Their sudden resignations are largely seen as down to internal differences about the best way to respond to the abuse crisis, while others have suggested that Burke was not given sufficient access to the pope to help frame the message.

But Burke’s role was never that of “papal spokesman,” nor is the press office the corporate communications arm of the papacy. In a world where people mistrust spin, and with a pope who likes direct communication with people, the spokesman role was difficult to define, and some have questioned whether it was a good fit for Burke, and vice versa.  

Days before the resignations, Andrea Tornielli, a respected Vatican reporter, was named editorial director at the Holy See’s Dicastery for Communication. He had been the coordinator of the Turin-based La Stampa newspaper’s website Vatican Insider, which was an authoritative church news source. Tornielli, 54, knew Francis when he was cardinal-archbishop of Buenos Aires and has a good relationship with the pope.

Francis has often praised journalism, urging reporters to get to the facts, and verify them while warning against fake news. Rather than spinning or filtering his message, the pope wants Vatican media to offer reliable information about the church and the papacy, and a Holy See spokesman who buys into and can explain his message.

For the time being, the interim Holy See spokesman is Alessandro Gisotti, 44, an experienced reporter for Vatican News who has been overseeing social media.

A communications team firing on all cylinders will be important for the forthcoming summit on abuse in Rome, Feb. 21-24, due to be attended by the leaders of bishops’ conferences from across the world. It is the first time a pope has called such a gathering. The aim is to end piecemeal, localized responses to the abuse scandal, and to find a coordinated, international response.

Expectations for the four-day summit are high, but it is likely the event will be the start of an ongoing process to ensure the church across the world has adequate and robust child-protection measures.

It seems likely that before the summit takes place, the church disciplinary process the pope initiated against Archbishop Theodore McCarrick will have concluded. The ex-cardinal, who has been accused of sexually abusing teenage boys and engaging in misconduct with seminarians, could have his case heard in Rome very soon, and it is possible that he will be returned to the lay state.
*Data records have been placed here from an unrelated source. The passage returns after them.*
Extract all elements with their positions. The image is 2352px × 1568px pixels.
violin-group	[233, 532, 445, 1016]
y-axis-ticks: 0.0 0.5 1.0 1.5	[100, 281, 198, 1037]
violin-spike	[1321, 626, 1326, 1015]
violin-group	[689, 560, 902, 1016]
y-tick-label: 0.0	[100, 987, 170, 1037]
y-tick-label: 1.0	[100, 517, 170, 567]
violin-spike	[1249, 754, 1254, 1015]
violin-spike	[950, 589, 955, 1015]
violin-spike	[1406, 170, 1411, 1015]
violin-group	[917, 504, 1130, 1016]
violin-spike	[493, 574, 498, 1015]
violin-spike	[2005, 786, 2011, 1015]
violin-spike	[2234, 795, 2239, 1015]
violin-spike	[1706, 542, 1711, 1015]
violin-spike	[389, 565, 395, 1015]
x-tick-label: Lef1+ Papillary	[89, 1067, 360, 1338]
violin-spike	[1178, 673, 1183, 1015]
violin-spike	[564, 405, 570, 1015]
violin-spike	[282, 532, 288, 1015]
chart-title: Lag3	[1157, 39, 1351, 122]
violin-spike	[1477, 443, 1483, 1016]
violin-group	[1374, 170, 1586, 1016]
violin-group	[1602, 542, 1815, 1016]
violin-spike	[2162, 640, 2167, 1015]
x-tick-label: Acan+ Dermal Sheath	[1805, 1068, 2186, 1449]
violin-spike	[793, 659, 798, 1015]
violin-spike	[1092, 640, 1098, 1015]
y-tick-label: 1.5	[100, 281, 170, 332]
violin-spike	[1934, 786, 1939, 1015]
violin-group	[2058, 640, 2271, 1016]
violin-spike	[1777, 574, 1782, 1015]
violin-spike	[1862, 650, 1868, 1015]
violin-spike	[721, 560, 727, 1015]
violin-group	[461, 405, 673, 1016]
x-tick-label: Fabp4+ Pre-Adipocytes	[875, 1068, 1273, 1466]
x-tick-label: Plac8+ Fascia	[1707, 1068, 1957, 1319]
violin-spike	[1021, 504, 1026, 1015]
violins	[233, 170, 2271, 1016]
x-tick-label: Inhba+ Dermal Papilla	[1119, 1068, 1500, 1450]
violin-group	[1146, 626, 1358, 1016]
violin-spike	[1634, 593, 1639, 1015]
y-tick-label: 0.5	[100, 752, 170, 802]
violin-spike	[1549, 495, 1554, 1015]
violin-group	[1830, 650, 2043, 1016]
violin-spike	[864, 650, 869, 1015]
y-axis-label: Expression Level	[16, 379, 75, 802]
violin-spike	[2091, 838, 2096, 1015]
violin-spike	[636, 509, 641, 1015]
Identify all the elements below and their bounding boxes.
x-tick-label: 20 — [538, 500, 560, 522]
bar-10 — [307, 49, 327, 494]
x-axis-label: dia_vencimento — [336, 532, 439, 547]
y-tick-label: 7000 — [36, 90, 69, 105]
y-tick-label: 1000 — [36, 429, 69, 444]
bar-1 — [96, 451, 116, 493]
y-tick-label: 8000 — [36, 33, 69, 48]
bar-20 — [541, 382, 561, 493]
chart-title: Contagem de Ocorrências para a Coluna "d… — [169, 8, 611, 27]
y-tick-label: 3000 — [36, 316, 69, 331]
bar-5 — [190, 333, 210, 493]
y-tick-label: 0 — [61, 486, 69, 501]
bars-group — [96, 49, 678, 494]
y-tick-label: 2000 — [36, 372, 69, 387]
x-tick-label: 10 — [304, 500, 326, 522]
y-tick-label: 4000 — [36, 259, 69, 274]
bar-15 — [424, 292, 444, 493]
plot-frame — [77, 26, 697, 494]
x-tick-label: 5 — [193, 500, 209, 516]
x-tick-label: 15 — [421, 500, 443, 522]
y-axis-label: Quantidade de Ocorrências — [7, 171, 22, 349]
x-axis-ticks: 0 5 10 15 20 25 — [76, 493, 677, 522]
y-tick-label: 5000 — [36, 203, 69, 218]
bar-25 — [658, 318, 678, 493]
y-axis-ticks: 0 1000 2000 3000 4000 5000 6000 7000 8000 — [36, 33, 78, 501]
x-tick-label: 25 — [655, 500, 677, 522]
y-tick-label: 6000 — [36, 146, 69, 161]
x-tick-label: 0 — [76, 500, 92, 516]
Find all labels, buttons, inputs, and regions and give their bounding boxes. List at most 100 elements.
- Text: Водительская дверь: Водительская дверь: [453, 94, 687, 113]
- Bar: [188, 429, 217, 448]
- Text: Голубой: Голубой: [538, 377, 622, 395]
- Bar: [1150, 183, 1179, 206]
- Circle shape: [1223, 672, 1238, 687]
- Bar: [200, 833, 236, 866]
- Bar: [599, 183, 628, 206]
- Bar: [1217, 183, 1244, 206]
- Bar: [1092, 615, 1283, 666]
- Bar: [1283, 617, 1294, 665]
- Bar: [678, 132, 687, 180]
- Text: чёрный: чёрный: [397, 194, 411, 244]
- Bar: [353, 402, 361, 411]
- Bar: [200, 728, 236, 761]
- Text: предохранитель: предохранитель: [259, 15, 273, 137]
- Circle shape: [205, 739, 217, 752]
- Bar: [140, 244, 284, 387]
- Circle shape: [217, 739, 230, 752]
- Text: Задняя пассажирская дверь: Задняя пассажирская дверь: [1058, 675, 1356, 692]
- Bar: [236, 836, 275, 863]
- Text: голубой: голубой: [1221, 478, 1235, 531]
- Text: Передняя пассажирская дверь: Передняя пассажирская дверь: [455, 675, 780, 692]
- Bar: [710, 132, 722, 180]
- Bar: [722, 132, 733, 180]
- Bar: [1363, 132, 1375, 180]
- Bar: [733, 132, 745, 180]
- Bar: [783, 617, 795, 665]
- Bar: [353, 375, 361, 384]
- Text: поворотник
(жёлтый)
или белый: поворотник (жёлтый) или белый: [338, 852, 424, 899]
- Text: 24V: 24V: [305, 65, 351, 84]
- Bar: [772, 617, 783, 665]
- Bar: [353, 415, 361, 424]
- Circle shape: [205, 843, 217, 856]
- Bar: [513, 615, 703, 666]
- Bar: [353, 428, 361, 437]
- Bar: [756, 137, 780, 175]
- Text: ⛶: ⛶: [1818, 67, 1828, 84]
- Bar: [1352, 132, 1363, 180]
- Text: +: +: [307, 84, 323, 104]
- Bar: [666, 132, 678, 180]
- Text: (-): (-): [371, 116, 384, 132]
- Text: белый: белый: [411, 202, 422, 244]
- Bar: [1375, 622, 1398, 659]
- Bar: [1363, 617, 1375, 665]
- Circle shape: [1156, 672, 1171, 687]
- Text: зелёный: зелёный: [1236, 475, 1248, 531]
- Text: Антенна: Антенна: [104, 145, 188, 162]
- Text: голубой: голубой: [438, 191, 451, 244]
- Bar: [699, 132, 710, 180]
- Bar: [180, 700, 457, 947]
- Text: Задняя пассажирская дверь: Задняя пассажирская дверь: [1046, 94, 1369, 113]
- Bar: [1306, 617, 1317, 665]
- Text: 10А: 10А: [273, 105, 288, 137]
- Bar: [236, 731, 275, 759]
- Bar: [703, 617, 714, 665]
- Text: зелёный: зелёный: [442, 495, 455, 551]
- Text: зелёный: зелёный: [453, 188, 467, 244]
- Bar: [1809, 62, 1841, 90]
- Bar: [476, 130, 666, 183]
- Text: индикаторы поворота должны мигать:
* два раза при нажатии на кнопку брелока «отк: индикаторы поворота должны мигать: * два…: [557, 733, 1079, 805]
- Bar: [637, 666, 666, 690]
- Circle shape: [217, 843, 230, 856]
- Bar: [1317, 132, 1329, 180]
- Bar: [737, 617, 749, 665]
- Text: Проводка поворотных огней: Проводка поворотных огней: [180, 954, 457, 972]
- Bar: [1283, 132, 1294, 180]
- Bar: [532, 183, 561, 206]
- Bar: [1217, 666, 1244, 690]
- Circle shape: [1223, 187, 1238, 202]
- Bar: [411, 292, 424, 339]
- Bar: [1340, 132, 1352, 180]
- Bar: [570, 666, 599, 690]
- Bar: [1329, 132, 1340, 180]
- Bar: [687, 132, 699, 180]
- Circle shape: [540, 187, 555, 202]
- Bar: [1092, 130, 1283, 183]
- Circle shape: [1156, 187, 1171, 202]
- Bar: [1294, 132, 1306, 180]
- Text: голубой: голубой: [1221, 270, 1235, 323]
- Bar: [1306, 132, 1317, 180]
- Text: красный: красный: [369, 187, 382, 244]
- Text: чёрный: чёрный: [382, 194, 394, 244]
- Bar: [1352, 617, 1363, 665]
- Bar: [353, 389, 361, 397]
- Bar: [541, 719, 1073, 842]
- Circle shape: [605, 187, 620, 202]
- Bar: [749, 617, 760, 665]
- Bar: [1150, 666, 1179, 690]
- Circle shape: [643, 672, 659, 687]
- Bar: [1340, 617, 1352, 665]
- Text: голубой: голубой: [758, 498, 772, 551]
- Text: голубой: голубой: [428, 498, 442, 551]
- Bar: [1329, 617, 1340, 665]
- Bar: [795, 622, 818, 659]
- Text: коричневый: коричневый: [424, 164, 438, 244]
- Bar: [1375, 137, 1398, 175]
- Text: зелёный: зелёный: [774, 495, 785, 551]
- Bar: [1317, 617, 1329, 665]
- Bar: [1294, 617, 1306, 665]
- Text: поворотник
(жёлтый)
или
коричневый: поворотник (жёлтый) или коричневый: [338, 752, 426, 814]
He would be the highest-ranking prelate to be censured this way during the abuse crises, which would mark a decisive shift in the way cases of senior churchmen are handled.

When Austrian Cardinal Hans Herman Groer, former archbishop of Vienna, was accused of sexually abusing young boys in 1995, he faced no canonical sanctions and remained a cardinal. Groer instead resigned his position as archbishop, renounced the privileges associated with being a cardinal and retreated from public life to live in a monastery.